Nimbler work and greater foresight several months ago might have increased by a bit the numbers available now, but the suggestion that a small country would be better-off outside the EU framework, bidding against large countries for scarce supplies, is one that few would have entertained seriously last year. Nor is there much point to a rash of vaccine ordering now; by the time they arrive, Ireland expects to have plenty.

No spares

As Europe Correspondent Naomi O'Leary pointed out on Wednesday, there are no spare vaccines around right now to lobby for. Ireland can't force AstraZeneca to deliver what it has.
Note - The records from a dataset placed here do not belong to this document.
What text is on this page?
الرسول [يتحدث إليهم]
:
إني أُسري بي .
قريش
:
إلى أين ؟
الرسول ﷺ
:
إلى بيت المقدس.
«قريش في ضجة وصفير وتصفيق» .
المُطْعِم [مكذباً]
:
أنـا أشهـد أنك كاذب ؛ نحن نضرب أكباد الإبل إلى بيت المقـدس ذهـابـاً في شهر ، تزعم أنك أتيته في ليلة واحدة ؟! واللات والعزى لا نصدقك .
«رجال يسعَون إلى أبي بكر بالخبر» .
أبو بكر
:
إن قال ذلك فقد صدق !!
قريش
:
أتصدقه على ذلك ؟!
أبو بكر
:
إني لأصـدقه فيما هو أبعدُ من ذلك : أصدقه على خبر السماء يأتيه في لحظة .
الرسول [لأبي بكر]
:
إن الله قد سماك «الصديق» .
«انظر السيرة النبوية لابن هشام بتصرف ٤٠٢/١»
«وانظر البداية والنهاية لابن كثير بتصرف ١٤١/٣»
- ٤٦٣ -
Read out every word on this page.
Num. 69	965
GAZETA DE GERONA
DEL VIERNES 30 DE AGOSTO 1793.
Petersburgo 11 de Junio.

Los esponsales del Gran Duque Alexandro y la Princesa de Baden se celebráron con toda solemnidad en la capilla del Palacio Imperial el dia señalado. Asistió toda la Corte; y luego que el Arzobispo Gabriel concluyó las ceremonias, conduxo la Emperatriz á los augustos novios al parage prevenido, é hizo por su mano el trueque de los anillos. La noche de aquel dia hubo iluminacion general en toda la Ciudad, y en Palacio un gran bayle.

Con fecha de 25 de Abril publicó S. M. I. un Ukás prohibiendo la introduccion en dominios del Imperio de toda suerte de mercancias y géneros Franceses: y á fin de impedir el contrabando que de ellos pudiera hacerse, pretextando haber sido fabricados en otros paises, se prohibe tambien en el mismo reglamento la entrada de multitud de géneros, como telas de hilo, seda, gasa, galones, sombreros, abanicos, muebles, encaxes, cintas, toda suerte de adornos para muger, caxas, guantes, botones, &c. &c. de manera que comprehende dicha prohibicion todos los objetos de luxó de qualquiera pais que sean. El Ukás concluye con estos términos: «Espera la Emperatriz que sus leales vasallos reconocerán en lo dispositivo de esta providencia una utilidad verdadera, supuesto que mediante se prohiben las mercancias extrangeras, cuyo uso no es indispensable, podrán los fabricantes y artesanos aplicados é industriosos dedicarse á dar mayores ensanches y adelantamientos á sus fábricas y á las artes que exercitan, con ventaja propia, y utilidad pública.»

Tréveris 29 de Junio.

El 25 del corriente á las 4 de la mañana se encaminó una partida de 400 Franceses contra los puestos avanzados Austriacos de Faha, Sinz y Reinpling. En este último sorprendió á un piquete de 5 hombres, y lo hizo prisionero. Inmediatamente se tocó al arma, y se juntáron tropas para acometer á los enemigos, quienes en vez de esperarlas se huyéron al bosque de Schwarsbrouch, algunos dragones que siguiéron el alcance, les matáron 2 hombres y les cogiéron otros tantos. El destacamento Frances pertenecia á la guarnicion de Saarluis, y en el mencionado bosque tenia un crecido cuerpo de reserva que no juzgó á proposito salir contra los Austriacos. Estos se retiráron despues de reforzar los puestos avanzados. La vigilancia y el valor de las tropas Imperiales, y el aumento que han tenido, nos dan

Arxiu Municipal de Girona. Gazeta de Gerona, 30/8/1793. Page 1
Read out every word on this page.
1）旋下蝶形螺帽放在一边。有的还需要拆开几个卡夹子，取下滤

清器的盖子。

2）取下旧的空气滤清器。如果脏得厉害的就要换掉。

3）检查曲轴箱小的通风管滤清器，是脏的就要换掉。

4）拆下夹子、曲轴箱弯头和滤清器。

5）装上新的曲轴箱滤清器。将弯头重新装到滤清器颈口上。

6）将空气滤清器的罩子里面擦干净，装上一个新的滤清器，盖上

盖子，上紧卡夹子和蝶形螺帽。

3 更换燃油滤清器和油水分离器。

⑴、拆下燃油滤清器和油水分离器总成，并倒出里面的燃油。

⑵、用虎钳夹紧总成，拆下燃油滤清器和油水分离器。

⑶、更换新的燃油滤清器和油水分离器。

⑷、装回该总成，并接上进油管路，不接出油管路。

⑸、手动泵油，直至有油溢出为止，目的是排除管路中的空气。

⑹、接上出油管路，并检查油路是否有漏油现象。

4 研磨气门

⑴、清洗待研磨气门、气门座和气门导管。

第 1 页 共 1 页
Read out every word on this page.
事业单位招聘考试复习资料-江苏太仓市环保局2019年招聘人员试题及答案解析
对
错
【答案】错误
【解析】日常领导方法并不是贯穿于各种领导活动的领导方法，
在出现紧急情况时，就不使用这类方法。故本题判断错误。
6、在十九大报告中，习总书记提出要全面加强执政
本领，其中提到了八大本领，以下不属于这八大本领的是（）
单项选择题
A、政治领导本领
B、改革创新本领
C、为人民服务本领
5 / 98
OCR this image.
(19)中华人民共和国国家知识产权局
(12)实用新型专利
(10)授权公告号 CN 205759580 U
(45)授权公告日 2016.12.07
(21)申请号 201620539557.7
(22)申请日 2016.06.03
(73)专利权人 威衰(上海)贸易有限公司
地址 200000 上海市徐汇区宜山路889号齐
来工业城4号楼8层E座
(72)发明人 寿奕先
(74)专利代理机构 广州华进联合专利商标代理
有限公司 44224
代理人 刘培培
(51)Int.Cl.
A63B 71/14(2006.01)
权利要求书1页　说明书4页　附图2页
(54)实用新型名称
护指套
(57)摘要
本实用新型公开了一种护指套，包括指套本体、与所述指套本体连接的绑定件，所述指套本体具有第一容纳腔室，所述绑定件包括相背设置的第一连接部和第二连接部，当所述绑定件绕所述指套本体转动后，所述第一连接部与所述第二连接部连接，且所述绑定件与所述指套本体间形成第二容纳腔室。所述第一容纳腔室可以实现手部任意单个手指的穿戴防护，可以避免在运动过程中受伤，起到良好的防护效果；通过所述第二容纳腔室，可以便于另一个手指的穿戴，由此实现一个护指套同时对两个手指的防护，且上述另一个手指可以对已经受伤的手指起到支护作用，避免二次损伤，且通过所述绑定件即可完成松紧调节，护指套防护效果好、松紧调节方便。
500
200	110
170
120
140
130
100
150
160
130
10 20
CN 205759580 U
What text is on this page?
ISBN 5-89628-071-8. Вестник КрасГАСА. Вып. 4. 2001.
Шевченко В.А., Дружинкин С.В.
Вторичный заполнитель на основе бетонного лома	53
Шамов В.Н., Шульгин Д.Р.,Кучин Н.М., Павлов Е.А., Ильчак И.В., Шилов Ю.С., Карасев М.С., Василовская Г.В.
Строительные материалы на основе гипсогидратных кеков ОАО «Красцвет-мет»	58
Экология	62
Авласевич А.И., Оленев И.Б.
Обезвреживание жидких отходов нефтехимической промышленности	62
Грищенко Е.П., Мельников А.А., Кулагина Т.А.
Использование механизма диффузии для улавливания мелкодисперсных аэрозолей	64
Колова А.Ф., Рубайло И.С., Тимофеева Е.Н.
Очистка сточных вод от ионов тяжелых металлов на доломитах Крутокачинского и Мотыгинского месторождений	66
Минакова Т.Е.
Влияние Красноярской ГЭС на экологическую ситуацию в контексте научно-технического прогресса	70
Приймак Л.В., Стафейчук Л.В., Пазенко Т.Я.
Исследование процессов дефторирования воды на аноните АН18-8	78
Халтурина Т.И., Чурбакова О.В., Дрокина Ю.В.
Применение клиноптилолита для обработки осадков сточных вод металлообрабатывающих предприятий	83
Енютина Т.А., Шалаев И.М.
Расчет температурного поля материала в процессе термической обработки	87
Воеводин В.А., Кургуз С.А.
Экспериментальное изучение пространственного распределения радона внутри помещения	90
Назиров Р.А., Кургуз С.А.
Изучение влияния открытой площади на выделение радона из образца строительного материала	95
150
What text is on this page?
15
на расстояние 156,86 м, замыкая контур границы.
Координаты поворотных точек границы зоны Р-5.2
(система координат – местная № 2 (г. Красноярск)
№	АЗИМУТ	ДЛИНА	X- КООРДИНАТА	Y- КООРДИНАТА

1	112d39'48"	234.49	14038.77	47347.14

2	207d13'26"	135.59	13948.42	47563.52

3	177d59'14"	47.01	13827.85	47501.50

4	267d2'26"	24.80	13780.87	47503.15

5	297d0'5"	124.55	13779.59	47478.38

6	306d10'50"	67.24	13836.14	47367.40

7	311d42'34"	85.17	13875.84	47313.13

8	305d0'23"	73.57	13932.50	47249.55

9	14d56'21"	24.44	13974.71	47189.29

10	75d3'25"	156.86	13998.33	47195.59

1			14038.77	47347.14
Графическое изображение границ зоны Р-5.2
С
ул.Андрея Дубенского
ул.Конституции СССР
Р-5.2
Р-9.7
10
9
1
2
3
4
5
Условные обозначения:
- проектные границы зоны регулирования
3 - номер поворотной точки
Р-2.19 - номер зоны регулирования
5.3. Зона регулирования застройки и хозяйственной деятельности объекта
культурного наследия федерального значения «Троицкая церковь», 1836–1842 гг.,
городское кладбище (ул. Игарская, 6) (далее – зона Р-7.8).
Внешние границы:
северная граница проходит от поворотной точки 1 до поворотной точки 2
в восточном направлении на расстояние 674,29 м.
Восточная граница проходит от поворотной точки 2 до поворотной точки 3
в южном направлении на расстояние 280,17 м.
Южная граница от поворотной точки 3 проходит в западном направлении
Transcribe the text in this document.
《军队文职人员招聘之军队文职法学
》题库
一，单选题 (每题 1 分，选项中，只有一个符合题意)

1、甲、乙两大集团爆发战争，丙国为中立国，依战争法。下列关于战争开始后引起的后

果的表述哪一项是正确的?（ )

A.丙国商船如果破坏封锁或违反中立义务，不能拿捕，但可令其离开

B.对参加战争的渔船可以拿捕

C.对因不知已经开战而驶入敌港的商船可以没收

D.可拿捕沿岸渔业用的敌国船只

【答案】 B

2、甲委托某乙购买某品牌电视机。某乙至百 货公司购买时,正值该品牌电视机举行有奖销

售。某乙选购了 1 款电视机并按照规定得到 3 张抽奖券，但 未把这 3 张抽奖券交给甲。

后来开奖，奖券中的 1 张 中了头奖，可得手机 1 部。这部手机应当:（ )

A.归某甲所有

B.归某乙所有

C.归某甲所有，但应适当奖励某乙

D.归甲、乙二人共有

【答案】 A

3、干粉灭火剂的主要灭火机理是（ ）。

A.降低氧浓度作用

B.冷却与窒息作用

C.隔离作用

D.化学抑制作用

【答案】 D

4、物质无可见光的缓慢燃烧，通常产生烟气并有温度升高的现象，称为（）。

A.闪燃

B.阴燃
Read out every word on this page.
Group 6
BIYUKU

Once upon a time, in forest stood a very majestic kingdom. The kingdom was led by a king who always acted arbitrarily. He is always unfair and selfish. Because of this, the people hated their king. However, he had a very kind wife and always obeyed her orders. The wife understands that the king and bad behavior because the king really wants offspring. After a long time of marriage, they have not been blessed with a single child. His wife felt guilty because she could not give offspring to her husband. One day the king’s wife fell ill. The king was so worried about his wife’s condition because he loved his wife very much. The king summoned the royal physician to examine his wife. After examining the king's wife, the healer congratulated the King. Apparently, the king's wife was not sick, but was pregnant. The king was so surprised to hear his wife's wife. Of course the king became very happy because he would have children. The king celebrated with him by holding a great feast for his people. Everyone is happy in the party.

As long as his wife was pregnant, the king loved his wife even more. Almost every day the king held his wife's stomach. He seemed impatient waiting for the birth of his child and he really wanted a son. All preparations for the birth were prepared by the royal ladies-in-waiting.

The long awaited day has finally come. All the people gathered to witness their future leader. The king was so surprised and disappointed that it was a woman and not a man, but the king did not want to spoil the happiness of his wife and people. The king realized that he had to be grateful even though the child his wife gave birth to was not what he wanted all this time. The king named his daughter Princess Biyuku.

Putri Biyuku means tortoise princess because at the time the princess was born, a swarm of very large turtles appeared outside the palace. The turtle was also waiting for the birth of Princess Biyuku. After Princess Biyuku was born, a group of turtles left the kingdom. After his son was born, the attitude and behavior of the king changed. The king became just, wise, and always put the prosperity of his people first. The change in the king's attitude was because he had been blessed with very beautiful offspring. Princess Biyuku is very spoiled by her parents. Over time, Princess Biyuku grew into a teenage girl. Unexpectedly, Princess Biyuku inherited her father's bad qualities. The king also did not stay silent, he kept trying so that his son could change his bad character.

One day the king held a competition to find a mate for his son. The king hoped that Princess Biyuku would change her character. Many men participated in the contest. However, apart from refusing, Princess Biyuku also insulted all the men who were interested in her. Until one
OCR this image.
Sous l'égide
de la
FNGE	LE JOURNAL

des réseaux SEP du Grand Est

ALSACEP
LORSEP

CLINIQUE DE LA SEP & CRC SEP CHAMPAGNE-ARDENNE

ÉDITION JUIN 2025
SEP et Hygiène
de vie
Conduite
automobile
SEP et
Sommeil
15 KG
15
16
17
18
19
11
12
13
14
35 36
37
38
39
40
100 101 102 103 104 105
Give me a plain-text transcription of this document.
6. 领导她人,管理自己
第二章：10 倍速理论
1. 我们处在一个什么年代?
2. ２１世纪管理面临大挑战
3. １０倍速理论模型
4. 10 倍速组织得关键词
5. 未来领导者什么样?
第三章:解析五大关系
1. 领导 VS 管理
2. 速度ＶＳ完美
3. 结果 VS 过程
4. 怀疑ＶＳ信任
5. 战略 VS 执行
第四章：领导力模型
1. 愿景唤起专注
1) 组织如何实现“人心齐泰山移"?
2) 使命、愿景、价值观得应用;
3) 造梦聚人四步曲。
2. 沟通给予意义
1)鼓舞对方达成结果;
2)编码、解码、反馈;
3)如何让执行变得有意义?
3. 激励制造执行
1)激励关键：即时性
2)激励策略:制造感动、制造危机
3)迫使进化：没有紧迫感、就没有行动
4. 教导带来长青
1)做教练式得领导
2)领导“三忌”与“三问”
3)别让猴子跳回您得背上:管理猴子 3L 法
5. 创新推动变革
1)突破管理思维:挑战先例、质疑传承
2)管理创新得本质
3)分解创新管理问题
Much of the Opposition questioning of Donnelly implicitly recognised this. Cullinane exhorted the Minister to “fix the problems that are under his control as quickly as he can”. Not advice you could quibble with, though it may have occurred to the Minister before now.

The second problem is that the rollout has been patchy in parts, with GPs left short of supplies and some vaccinations postponed by weeks. Every TD has a story of several GPs left empty-handed. Naturally, such stories tend to be amplified, but not even the programme’s strongest defenders would claim they have not been real. In truth, this is a much smaller problem than that of supply, but the two get mixed up.

The administration of the vaccines received is a matter very much within the hands of the Government or the Health Service Executive. As was the decision – openly regretted by many in the Government – not to give the AstraZeneca vaccine to the over-70s. One person involved in the process estimates that this put the programme back by three weeks. Others agitate for it to be reversed, but there is no sign of that.

Big ramp-up

Despite all this, behind the scenes there is a degree of confidence in Government about the rapid acceleration of vaccination scheduled to begin next month and run through the summer. It is not clear whether this is based on blind optimism or some firmer analysis, but it’s fair to say that there has been little in the vaccine programme so far that would convince people the big ramp-up in numbers will go smoothly.

What does this mean politically? The experience of Boris Johnson’s government has been that the public will forget poor management of the pandemic once vaccinations gather sufficient steam, and the end of restrictions comes into sight. Ministers here take perhaps excessive comfort from the example.

We are a long way away from that happy position . The Government will continue to bleed for some time yet.